WYSOKIE KOSZTY UTYLIZACJI
– Jeśli nie znajdziemy sprawcy to będziemy to musieli sami posprzątać. Już sprawdziliśmy, że utylizacja jednej opony kosztuje od dwóch do pięciu złotych, do tego koszt transportu, załadunku.

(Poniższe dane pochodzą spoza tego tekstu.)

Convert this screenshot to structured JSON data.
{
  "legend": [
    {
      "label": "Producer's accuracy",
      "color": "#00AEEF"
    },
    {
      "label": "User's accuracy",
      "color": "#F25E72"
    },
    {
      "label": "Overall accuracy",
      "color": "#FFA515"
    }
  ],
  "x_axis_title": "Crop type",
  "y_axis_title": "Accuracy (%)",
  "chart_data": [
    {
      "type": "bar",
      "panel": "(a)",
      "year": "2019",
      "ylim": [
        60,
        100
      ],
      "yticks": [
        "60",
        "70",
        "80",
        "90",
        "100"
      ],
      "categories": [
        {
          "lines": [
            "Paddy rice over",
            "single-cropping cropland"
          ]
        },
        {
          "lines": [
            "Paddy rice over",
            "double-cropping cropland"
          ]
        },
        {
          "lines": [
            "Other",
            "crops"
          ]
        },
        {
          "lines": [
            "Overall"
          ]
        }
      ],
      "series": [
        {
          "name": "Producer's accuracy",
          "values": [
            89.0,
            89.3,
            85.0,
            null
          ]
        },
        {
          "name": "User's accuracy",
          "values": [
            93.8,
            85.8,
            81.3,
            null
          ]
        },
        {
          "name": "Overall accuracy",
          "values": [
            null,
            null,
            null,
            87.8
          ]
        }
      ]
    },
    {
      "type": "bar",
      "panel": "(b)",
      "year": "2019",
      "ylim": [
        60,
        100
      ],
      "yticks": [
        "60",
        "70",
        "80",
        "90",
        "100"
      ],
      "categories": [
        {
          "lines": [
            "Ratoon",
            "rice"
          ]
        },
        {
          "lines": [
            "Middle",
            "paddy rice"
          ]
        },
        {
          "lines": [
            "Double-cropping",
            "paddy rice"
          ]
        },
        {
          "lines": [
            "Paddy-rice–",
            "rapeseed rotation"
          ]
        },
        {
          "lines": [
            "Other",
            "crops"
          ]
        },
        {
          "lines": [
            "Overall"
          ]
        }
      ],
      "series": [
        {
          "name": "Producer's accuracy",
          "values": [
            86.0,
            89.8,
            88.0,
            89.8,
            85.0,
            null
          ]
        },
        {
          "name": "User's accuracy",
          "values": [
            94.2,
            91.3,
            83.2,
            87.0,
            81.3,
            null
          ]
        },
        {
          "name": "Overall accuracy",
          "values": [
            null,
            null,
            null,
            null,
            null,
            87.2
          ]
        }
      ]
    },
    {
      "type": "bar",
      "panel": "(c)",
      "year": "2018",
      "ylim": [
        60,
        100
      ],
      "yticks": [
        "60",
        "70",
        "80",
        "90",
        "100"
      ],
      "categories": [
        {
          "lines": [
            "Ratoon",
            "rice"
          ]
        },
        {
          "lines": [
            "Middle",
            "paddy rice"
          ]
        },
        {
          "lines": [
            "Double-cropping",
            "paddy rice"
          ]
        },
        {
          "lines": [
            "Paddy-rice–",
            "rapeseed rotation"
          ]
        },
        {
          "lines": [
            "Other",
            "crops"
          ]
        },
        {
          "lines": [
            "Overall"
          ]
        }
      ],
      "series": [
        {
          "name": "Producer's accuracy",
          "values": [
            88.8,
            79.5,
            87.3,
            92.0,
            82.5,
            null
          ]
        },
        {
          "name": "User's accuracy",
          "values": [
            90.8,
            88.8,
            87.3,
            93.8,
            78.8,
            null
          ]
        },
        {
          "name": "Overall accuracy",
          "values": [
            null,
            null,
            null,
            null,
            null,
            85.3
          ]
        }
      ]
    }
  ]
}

Niestety oprócz odpowiedzialności karnej przed sądem w przypadku ustalenia sprawcy jedyne co jako służba leśna możemy zrobić to ukarać taką osobę mandatem w wysokości pięciuset złotych – dodaje nadleśniczy z Cewic Krzysztof Liziński.
Kilka dni temu kilkadziesiąt porzuconych, zużytych opon znaleziono na leśnym parkingu na granicy Lęborka przy drodze krajowej numer 6. Odpady już posprzątało na swój koszt miejscowe nadleśnictwo.